いーなごや極楽日記

極楽(名古屋市名東区)に住みながら、当分悟りの開けそうにない一家の毎日を綴ります。
専門である病理学の啓蒙活動も。

お雛様と初等教育

2007年02月09日 | 極楽日記

 極楽息子(大)が幼稚園で作ったお雛様。3年間通った幼稚園も卒園が近いので、これが卒園制作ということになるのでしょうか。

 この子も小学校に上がれば成績が評価されて、否応なしに受験体制に組み込まれていきます。いろいろ情報を集めているところですが、口コミの話を聞いているとデマに近いものもあり、振り回されないように注意と自制が必要だと思います。

 例えば、名古屋で盛んな「学区比べ」です。東京や大阪と比べて有力な私立中学が少ないため、「中学校の比較」がそのまま「学区比べ」になってしまい、あそこの学区はレベルが高いとか低いとかやっているわけです。確かに中学校の生徒を見た場合、名古屋市内でも学力の分布は学校によって違います。でも噂話のレベルで、「XX中学は荒れているからダメだって」などと言われるのを鵜呑みにはできません。

 私はかなり長く大学受験指導に関わっていたことがあるので、「子供は平等」「誰とでも仲良く」などという理想論には興味がありません。

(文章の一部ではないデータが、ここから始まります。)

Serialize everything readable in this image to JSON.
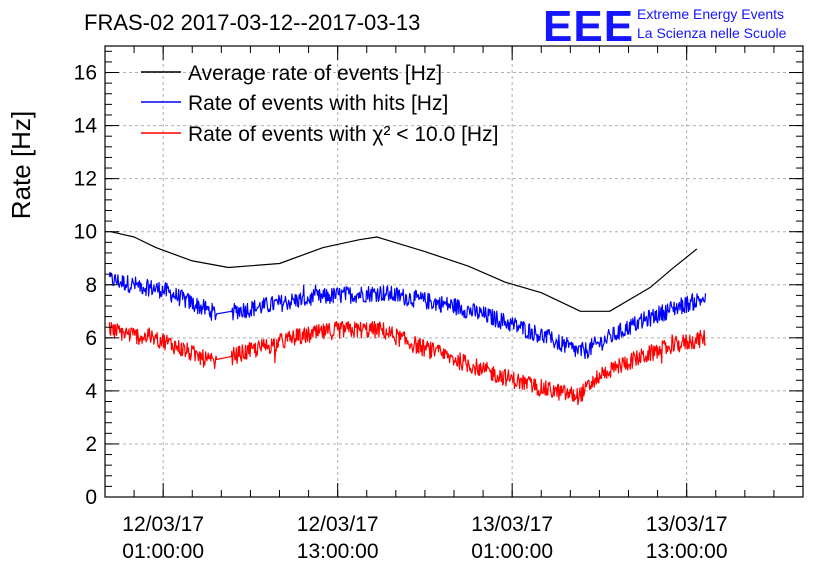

努力しなければ置いて行かれるのがこの世の仕組みです。しかし、状況判断は総合的かつ長期的でないといけません。

 入試のない公立学校である以上、学習意欲がない生徒がいるのは当然のことですし、問題生徒がいない中学校はないと思います。真剣に評価すべきはその人数と程度であって、一般の生徒に実害がないのなら、「あの子の内申点がみんなに回るんだな」ぐらいに思っていた方が気楽でしょう。授業が成り立たないほど荒れているのなら、その時こそ毅然とした態度をとるべきです。

 子供も保護者も、問題が起きる前から疑心暗鬼になって萎縮するのは却って良くないのです。昔からよく言われる中学校の内申点稼ぎにしても、噂で言われるほど教師の自由裁量などというものはありません。中学校では教科ごとの担任制ですから、ある教師だけが内申を大幅に書き換えることはできませんし、各教科の授業内容やテスト、成績評価も相互にチェックされていますので、勝手なことはできないのです。

 「成績がいいのに志望の高校を受けさせてもらえなかった」という話も昔からあります。確かに、新設高校ができた年などに、(教師個人とは関係なく)上からの指示で生徒を割り振ろうとしたことはあるみたいです。しかし生徒個人への好き嫌いで志望高校を受験させないことはあまり考えられません。進学実績は公立中学においても最もわかりやすい実績なので、それこそ学校を挙げて進路指導をするのが当然だからです。どの生徒がどんな成績だということはほぼ学校内の共有情報ですし、高校ごとの合格ラインは大手学習塾などの調査が公表されていますので、どの程度の高校に行くかは簡単に予想できます。もし個人の好き嫌いで進学実績を損なうようなことをしたら、その教師は学校にいられなくなるでしょう。

 それなのに先生のご機嫌をうかがっておかないと内申が悪くなるとか、盆暮れの贈り物をしないといけないとか、だんだん噂が雪ダルマみたいに大きくなって一人歩きをしているようです。もし社交儀礼の範囲を越えて金品を要求するような先生がいたら、すぐに新聞の一面に載るでしょうに。

 私にはむしろ先生方の方が保護者を恐れているように見えるんです。一応、粒の揃った(自由度がない、と言うべきかも)教師陣に比べれば、保護者の方によほど「とんでもない人」がいるはずです。1クラスで40人以上のピンからキリまでレベルの違う子供と、その両親、あるいは親戚まで相手にしないといけないんですからね。大変な仕事だと思いますよ。これは小学校でも同じでしょう。

 先生方の努力は認めますが、どう見てもオーバーワークですね。「だから公立学校の学習指導には期待できない」という意見は状況から判断すれば認めざるを得ません。密度の高い学習指導を学校に求めるのなら、一部の私立学校を選択することになります。名古屋には将来の高校、大学受験までを想定して学習指導している小学校がなかったのですが、南山大学附属小学校の開校で初等教育の状況がかなり変わると言われています。ただし来年からなので詳しいことはまだわかりません。通学には少し遠いし、制服があるのはちょっと窮屈な感じがします。息子を受験させるかどうかは悩ましいところです。